05 Mar Anti-Smoking Ads in U.S., Britain Inspire Hundreds of Thousands to Quit
Anti-smoking campaigns are coordinated public health efforts designed to deter cigarette use in people who don’t currently smoke and/or to encourage current smokers to participate in some form of smoking cessation. Two recent studies, published in the journals The Lancet and Drug and Alcohol Dependence investigated the effectiveness of nationwide anti-smoking efforts conducted in the U.S. and in Great Britain. The results gathered from both of these studies support the ability of such campaigns to significantly deter or reduce smoking in the general public.
Habitual smokers are known to have significantly increased risks for a range of serious, frequently fatal health problems, including lung cancer, chronic obstructive pulmonary disease (emphysema and chronic bronchitis), strokes and heart disease. Smokers also have increased chances of experiencing non-fatal changes in lung and respiratory health, as well as increased chances of giving birth to underweight babies. Despite these facts, nearly one out of every five adult Americans (roughly 19 percent) smokes cigarettes. As a rule, the primary underlying reason for ongoing participation in such a clearly unhealthy activity is addiction to nicotine, a substance that occurs naturally in cultivated tobacco.
According to figures compiled by the federal Centers for Disease Control and Prevention (CDC), more than two-thirds (68.8 percent) of smoking adults want to stop using tobacco/nicotine. Statistically speaking, young smokers between the ages of 18 and 24 have the greatest chance of quitting smoking at least temporarily. Conversely, the smallest statistical chance of quitting at least temporarily occurs among adults at or over the age of 65.
Results in the U.S.
In a study published in December 2013 in the journal The Lancet, researchers from RTI International and the Centers for Disease Control and Prevention examined the effectiveness of Tips (Tips From Former Smokers), a nationwide anti-smoking campaign conducted in the U.S. for three months in the spring and summer of 2013. This campaign focused on television ads that featured adults seriously harmed by cigarette use.
After analyzing the results from a selected group of 3,051 smokers and 2,220 non-smokers, the researchers concluded that active efforts to quit smoking among the smokers who saw at least one Tips commercial increased by 12 percent. They also concluded that non-smokers who saw at least one Tips commercial encouraged their cigarette-using family members and peers to stop smoking about twice as often as non-smokers who did not see a Tips commercial. On a nationwide level, the researchers credit the Tips campaign for 1.64 million attempts to quit smoking and 220,000 cases of successful smoking abstinence. They also credit Tips for a total of anywhere from 330,000 to 500,000 years of increased life expectancy among Americans.
Results in Great Britain
In a study published in February 2014 in the journal Drug and Alcohol Dependence, researchers from four British institutions and one Dutch institution examined the effectiveness of Stoptober, a nationwide anti-smoking campaign conducted in Great Britain in October 2012. This campaign included TV ads, radio ads, press releases, general Internet ads and ads posted on the popular social media sites Twitter and Facebook. The researchers made their assessments by comparing the national rate of smoking cessation attempts in each month between 2007 and the start of Stoptober to the national rate of attempts during the monthlong campaign. They concluded that, compared to the monthly rate of smoking cessation attempts between 2007 and 2011, smoking cessation attempts during Stoptober increased by about 79 percent. They also concluded that, compared to the other months in 2012, cessation attempts during Stoptober increased by about 50 percent. The researchers credit Stoptober for 350,000 attempts to quit smoking and a total of 10,400 years of increased life expectancy among Britons.
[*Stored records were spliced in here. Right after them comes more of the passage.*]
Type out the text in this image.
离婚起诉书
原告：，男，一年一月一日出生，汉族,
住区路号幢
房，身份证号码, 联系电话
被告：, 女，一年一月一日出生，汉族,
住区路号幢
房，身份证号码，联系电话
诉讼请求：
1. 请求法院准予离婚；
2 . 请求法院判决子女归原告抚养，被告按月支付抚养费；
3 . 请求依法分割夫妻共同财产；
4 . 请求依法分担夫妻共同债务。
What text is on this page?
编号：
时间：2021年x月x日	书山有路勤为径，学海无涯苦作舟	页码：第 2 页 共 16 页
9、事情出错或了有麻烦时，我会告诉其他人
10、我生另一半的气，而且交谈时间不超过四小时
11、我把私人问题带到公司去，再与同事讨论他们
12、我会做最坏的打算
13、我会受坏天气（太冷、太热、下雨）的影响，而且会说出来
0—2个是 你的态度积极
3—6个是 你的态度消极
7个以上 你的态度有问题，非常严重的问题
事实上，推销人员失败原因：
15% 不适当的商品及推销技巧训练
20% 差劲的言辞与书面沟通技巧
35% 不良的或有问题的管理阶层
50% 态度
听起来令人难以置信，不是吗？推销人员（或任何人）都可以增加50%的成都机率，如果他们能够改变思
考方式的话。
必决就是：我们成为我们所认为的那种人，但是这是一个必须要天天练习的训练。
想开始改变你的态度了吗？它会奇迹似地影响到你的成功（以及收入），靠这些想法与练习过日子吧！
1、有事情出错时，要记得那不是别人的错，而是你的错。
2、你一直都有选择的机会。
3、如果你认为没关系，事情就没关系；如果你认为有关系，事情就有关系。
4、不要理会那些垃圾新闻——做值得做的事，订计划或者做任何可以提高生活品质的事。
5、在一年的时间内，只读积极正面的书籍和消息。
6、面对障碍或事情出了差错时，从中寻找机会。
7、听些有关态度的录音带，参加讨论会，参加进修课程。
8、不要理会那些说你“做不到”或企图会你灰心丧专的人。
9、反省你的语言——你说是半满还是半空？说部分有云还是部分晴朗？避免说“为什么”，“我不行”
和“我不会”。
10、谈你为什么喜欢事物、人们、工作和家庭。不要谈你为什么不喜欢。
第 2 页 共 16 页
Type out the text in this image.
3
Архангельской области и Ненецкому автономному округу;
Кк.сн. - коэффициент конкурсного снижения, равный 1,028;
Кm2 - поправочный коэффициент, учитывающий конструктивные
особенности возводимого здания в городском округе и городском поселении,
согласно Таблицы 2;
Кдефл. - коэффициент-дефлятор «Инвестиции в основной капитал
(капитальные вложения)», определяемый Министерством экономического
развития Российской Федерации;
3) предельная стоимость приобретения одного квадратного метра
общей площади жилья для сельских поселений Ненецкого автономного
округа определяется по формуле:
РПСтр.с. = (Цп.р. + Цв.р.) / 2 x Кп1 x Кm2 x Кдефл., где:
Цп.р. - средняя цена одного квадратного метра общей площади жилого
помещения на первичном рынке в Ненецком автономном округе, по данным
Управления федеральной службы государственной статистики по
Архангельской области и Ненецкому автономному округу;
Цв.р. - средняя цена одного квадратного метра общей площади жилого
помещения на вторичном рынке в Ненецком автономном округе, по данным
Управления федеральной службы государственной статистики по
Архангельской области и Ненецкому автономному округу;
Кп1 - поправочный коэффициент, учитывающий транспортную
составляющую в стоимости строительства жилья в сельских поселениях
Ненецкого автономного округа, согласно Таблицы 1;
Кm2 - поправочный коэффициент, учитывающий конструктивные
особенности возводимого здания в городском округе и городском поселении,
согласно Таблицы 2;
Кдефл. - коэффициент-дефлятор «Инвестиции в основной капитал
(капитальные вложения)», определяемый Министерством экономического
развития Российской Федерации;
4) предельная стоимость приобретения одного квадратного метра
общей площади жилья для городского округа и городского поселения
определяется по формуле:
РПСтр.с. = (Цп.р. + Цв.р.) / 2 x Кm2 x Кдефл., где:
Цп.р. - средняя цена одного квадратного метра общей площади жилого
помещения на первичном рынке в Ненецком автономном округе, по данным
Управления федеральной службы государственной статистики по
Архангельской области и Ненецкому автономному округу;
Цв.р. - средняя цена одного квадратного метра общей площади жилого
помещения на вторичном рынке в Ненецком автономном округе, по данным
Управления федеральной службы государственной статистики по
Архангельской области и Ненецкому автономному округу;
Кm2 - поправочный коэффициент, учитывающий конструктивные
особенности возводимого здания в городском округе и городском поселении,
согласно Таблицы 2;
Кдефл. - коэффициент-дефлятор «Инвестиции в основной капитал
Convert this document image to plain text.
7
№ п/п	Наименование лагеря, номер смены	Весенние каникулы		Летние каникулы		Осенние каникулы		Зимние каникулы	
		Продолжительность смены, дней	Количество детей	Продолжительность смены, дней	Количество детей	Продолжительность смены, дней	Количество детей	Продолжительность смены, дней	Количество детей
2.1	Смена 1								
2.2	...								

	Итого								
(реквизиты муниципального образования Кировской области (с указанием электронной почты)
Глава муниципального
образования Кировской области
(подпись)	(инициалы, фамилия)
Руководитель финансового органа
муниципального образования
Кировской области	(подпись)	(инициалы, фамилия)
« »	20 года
Significance and Considerations
The authors of both the U.S. and British studies believe that nationwide anti-smoking campaigns clearly produce substantial benefits for the public in general and smokers in particular. The U.S. researchers particularly note the fact the regular nationwide campaigns could produce even greater levels of benefit and help support international goals to deter or reduce smoking participation. The British and Dutch researchers particularly note the usefulness of designing anti-smoking campaigns that focus on clear, relatively straightforward behavioral changes and use sophisticated psychological techniques to change the minds of people who smoke.